China durchkreuzt die Politik des Empire in Afrika
Von Douglas DeGroot
50 Jahre nach der Afrikareise von Zhou Enlai besuchte Chinas
Premierminister Li Keqiang den Kontinent und machte weitreichende Angebote,
besonders für den Infrastrukturausbau.
Chinas Premierminister Li Kequiang hat bei seinem jüngsten Besuch in vier
maßgeblichen afrikanischen Staaten die optimistische Vision einer
industriellen und infrastrukturellen Entwicklung des Kontinents mit
chinesischer Hilfe heraufbeschworen. Seine Reise begann am 4. Mai in Äthiopien
und endete am 11. Mai in Kenia, dazwischen besuchte er Nigeria, Chinas
drittgrößten Handelspartner in Afrika, sowie den größten afrikanischen
Handelspartner Chinas, Angola.
Lis erster Besuch in Afrika seit seinem Amtsantritt im März 2013 war keine
„Rohstoff-Einkaufstour“, sondern er warb für einen Ausbau der Industrie und
der Infrastruktur mit wesentlicher chinesischer Beteiligung. Dies wird den
Lebensstandard der Bevölkerung in Afrika anheben und steht damit im direkten
Widerspruch zu der mörderischen Politik des globalen britischen Finanzempires,
das Afrika für immer unterentwickelt halten und auf den Status des
Rohstofflieferanten reduzieren will.
Im Hauptquartier der Afrikanischen Union im äthiopischen Addis Abeba
betonte Li am 5. Mai, China wolle den Traum wahrmachen, alle Hauptstädte
Afrikas durch Hochgeschwindigkeitsbahnen miteinander zu verbinden, um so die
panafrikanische Kommunikation und Entwicklung voranzutreiben. China habe
weltweit führende Technologien in diesem Bereich entwickelt und sei bereit,
mit Afrika zusammen daran arbeiten, daß dieser Traum Wirklichkeit wird. Wer
behaupte, so etwas sei utopisch, der irre sich, denn mit chinesischer Hilfe
sei dieses Ziel sehr wohl erreichbar.
Im Verlauf von Lis Afrikareise wurden etliche Abkommen mit den
Gastgeberländern im Sinne dieser Entwicklungsperspektive unterzeichnet. Li war
in Begleitung einer 129köpfigen Delegation.
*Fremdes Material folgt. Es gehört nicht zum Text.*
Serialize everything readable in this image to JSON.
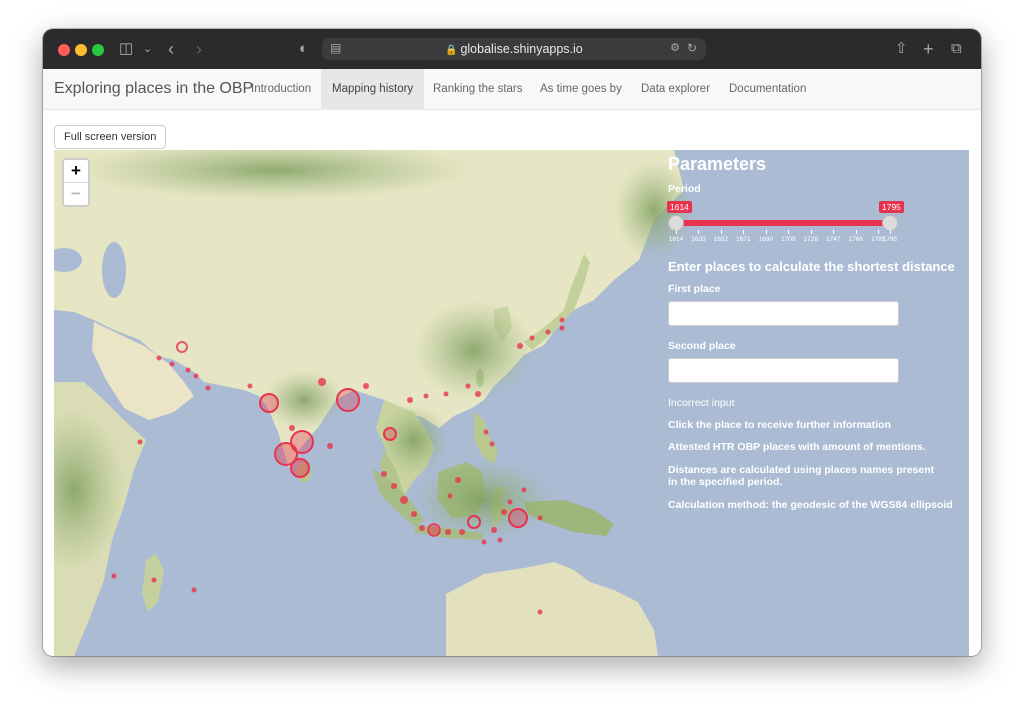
{
  "browser": {
    "url": "globalise.shinyapps.io"
  },
  "navbar": {
    "brand": "Exploring places in the OBP",
    "tabs": [
      {
        "label": "Introduction"
      },
      {
        "label": "Mapping history"
      },
      {
        "label": "Ranking the stars"
      },
      {
        "label": "As time goes by"
      },
      {
        "label": "Data explorer"
      },
      {
        "label": "Documentation"
      }
    ],
    "active_tab": "Mapping history"
  },
  "full_screen_label": "Full screen version",
  "map": {
    "zoom_in": "+",
    "zoom_out": "−"
  },
  "panel": {
    "title": "Parameters",
    "period_label": "Period",
    "period_min": "1614",
    "period_max": "1795",
    "period_ticks": [
      "1614",
      "1633",
      "1652",
      "1671",
      "1690",
      "1709",
      "1728",
      "1747",
      "1766",
      "1785",
      "1795"
    ],
    "distance_heading": "Enter places to calculate the shortest distance",
    "first_place_label": "First place",
    "second_place_label": "Second place",
    "incorrect_input": "Incorrect input",
    "info_click": "Click the place to receive further information",
    "info_attested": "Attested HTR OBP places with amount of mentions.",
    "info_distances_1": "Distances are calculated using places names present",
    "info_distances_2": "in the specified period.",
    "info_method": "Calculation method: the geodesic of the WGS84 ellipsoid"
  },
  "colors": {
    "marker": "#e8334f",
    "ocean": "#aabbd3",
    "land": "#e6e6c4",
    "vegetation": "#8fae70"
  }
}
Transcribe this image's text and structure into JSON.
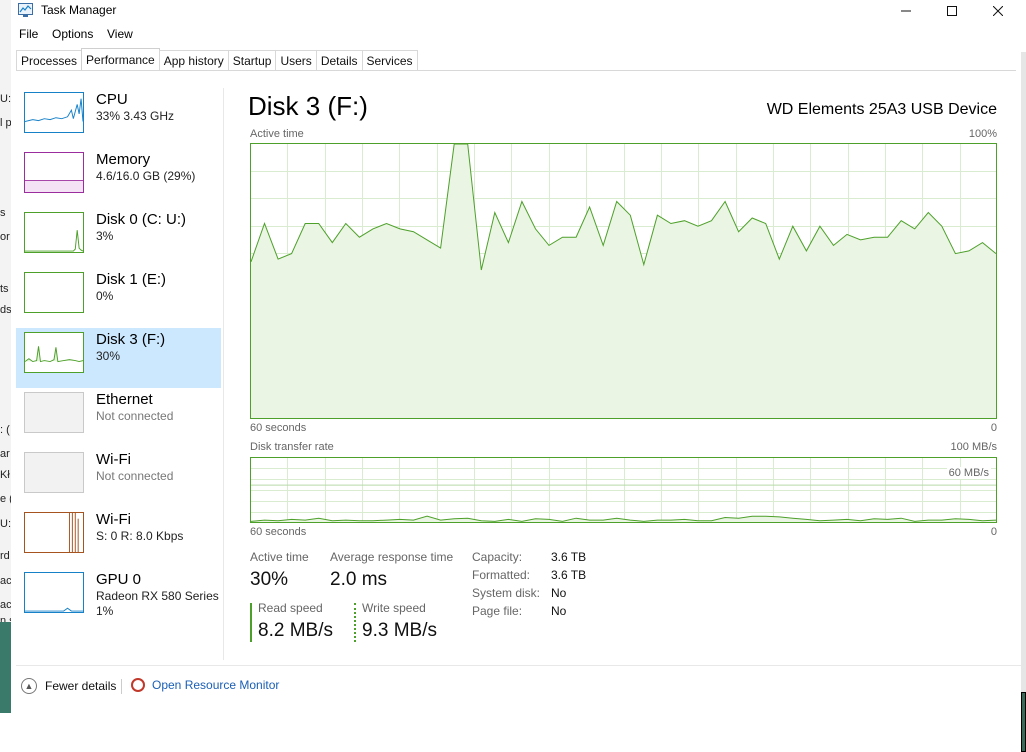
{
  "window": {
    "title": "Task Manager"
  },
  "menu": [
    "File",
    "Options",
    "View"
  ],
  "tabs": [
    "Processes",
    "Performance",
    "App history",
    "Startup",
    "Users",
    "Details",
    "Services"
  ],
  "active_tab": "Performance",
  "sidebar": [
    {
      "name": "CPU",
      "line1": "33% 3.43 GHz",
      "line2": "",
      "color": "#1781c8"
    },
    {
      "name": "Memory",
      "line1": "4.6/16.0 GB (29%)",
      "line2": "",
      "color": "#9b2d9e"
    },
    {
      "name": "Disk 0 (C: U:)",
      "line1": "3%",
      "line2": "",
      "color": "#4da02a"
    },
    {
      "name": "Disk 1 (E:)",
      "line1": "0%",
      "line2": "",
      "color": "#4da02a"
    },
    {
      "name": "Disk 3 (F:)",
      "line1": "30%",
      "line2": "",
      "color": "#4da02a",
      "selected": true
    },
    {
      "name": "Ethernet",
      "line1": "Not connected",
      "line2": "",
      "color": "#c9c9c9",
      "muted": true
    },
    {
      "name": "Wi-Fi",
      "line1": "Not connected",
      "line2": "",
      "color": "#c9c9c9",
      "muted": true
    },
    {
      "name": "Wi-Fi",
      "line1": "S: 0 R: 8.0 Kbps",
      "line2": "",
      "color": "#a7531f"
    },
    {
      "name": "GPU 0",
      "line1": "Radeon RX 580 Series",
      "line2": "1%",
      "color": "#1781c8"
    }
  ],
  "detail": {
    "title": "Disk 3 (F:)",
    "device": "WD Elements 25A3 USB Device",
    "active_time_label": "Active time",
    "active_time_max": "100%",
    "graph_time_left": "60 seconds",
    "graph_time_right": "0",
    "transfer_label": "Disk transfer rate",
    "transfer_max": "100 MB/s",
    "transfer_mark": "60 MB/s",
    "stats": {
      "active_time_label": "Active time",
      "active_time_value": "30%",
      "avg_response_label": "Average response time",
      "avg_response_value": "2.0 ms",
      "read_label": "Read speed",
      "read_value": "8.2 MB/s",
      "write_label": "Write speed",
      "write_value": "9.3 MB/s"
    },
    "properties": [
      {
        "key": "Capacity:",
        "value": "3.6 TB"
      },
      {
        "key": "Formatted:",
        "value": "3.6 TB"
      },
      {
        "key": "System disk:",
        "value": "No"
      },
      {
        "key": "Page file:",
        "value": "No"
      }
    ]
  },
  "active_time_series": [
    57,
    71,
    58,
    60,
    71,
    71,
    64,
    71,
    66,
    69,
    71,
    69,
    68,
    65,
    62,
    100,
    100,
    54,
    75,
    64,
    79,
    69,
    63,
    66,
    66,
    77,
    63,
    79,
    74,
    56,
    74,
    71,
    72,
    70,
    72,
    79,
    68,
    73,
    71,
    58,
    70,
    61,
    70,
    63,
    67,
    65,
    66,
    66,
    72,
    69,
    75,
    70,
    60,
    61,
    64,
    60
  ],
  "transfer_series": [
    1,
    3,
    2,
    4,
    3,
    6,
    2,
    3,
    2,
    2,
    3,
    4,
    3,
    9,
    3,
    5,
    6,
    2,
    1,
    4,
    1,
    5,
    4,
    1,
    6,
    3,
    3,
    6,
    3,
    1,
    3,
    3,
    4,
    2,
    2,
    7,
    6,
    9,
    9,
    8,
    6,
    4,
    2,
    3,
    4,
    2,
    5,
    4,
    6,
    1,
    3,
    3,
    5,
    4,
    2,
    3
  ],
  "footer": {
    "fewer_details": "Fewer details",
    "resource_monitor": "Open Resource Monitor"
  },
  "accent": "#4da02a",
  "selection": "#cce8ff"
}
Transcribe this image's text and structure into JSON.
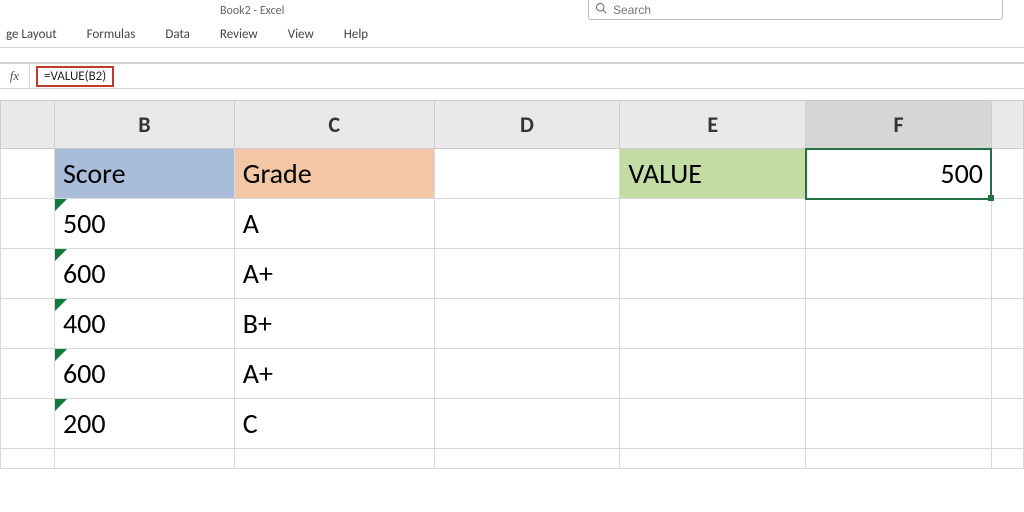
{
  "title": "Book2  -  Excel",
  "search": {
    "placeholder": "Search"
  },
  "ribbon": {
    "tabs": [
      "ge Layout",
      "Formulas",
      "Data",
      "Review",
      "View",
      "Help"
    ]
  },
  "formula_bar": {
    "fx": "fx",
    "value": "=VALUE(B2)"
  },
  "columns": [
    "B",
    "C",
    "D",
    "E",
    "F"
  ],
  "active_cell": "F1",
  "sheet": {
    "B1": "Score",
    "C1": "Grade",
    "E1": "VALUE",
    "F1": "500",
    "B2": "500",
    "C2": "A",
    "B3": "600",
    "C3": "A+",
    "B4": "400",
    "C4": "B+",
    "B5": "600",
    "C5": "A+",
    "B6": "200",
    "C6": "C"
  }
}
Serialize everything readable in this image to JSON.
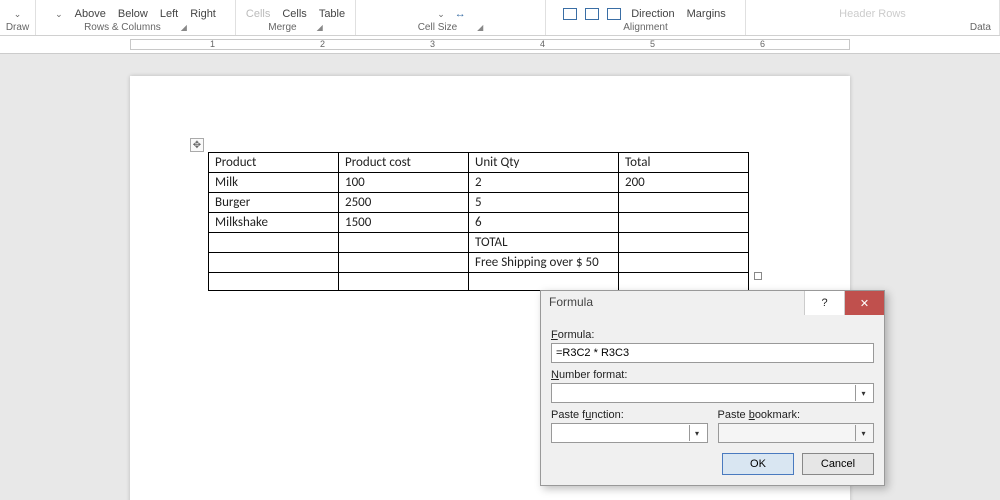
{
  "ribbon": {
    "draw": "Draw",
    "rows_cols_label": "Rows & Columns",
    "above": "Above",
    "below": "Below",
    "left": "Left",
    "right": "Right",
    "merge_label": "Merge",
    "merge_cells": "Cells",
    "split_cells": "Cells",
    "split_table": "Table",
    "cellsize_label": "Cell Size",
    "align_label": "Alignment",
    "direction": "Direction",
    "margins": "Margins",
    "header_rows": "Header Rows",
    "data": "Data"
  },
  "ruler": {
    "n1": "1",
    "n2": "2",
    "n3": "3",
    "n4": "4",
    "n5": "5",
    "n6": "6"
  },
  "table": {
    "headers": {
      "c1": "Product",
      "c2": "Product cost",
      "c3": "Unit Qty",
      "c4": "Total"
    },
    "rows": [
      {
        "c1": "Milk",
        "c2": "100",
        "c3": "2",
        "c4": "200"
      },
      {
        "c1": "Burger",
        "c2": "2500",
        "c3": "5",
        "c4": ""
      },
      {
        "c1": "Milkshake",
        "c2": "1500",
        "c3": "6",
        "c4": ""
      },
      {
        "c1": "",
        "c2": "",
        "c3": "TOTAL",
        "c4": ""
      },
      {
        "c1": "",
        "c2": "",
        "c3": "Free Shipping over $ 50",
        "c4": ""
      },
      {
        "c1": "",
        "c2": "",
        "c3": "",
        "c4": ""
      }
    ]
  },
  "dialog": {
    "title": "Formula",
    "formula_label": "Formula:",
    "formula_value": "=R3C2 * R3C3",
    "number_format_label": "Number format:",
    "number_format_value": "",
    "paste_function_label": "Paste function:",
    "paste_bookmark_label": "Paste bookmark:",
    "ok": "OK",
    "cancel": "Cancel",
    "help": "?",
    "close": "✕"
  },
  "anchor_glyph": "✥"
}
Es ist das erste Mal, daß ein führendes Land der Erde sich ernsthaft
bemüht, eine rasche industrielle und infrastrukturelle Entwicklung Afrikas in
Gang zu setzen, so wie es der amerikanische Staatsmann Lyndon LaRouche seit
Jahrzehnten fordert. Dies begann damit, daß LaRouche 1979 eine Studie
ausarbeiten ließ, in der die wichtigsten Elemente eines solchen schnellen
Infrastrukturaufbaus beschrieben wurden: ein kontinentales Eisenbahnnetz,
ehrgeizige Wasserprojekte sowie Nutzung von Kernkraft, alles als
unverzichtbare Voraussetzungen für „Die Industrialisierung Afrikas“ (so
lautete der Titel der Studie).
Bis zur Ermordung von Präsident John F. Kennedy hatten auch US-Regierungen
einen ähnlichen Ansatz, aber seither hat kein amerikanischer Präsident mehr
bedeutende Schritte in dieser Richtung unternommen. Die von Li beschriebene
Perspektive, die nahtlos mit Chinas Bahnprojekten in anderen Teilen der Welt
zusammenpaßt (siehe dazu den Artikel in dieser Ausgabe), ist eine Bedrohung
für die Pläne des Empire in Afrika. Chinas Methoden der eigenständigen
staatlichen Finanzierung für seine Aufbauprogramme macht das Land immun gegen
die üblichen Versuche der bankrotten, westlich dominierten Institutionen
Weltwährungsfonds und Weltbank, ihre Verwirklichung zu verhindern.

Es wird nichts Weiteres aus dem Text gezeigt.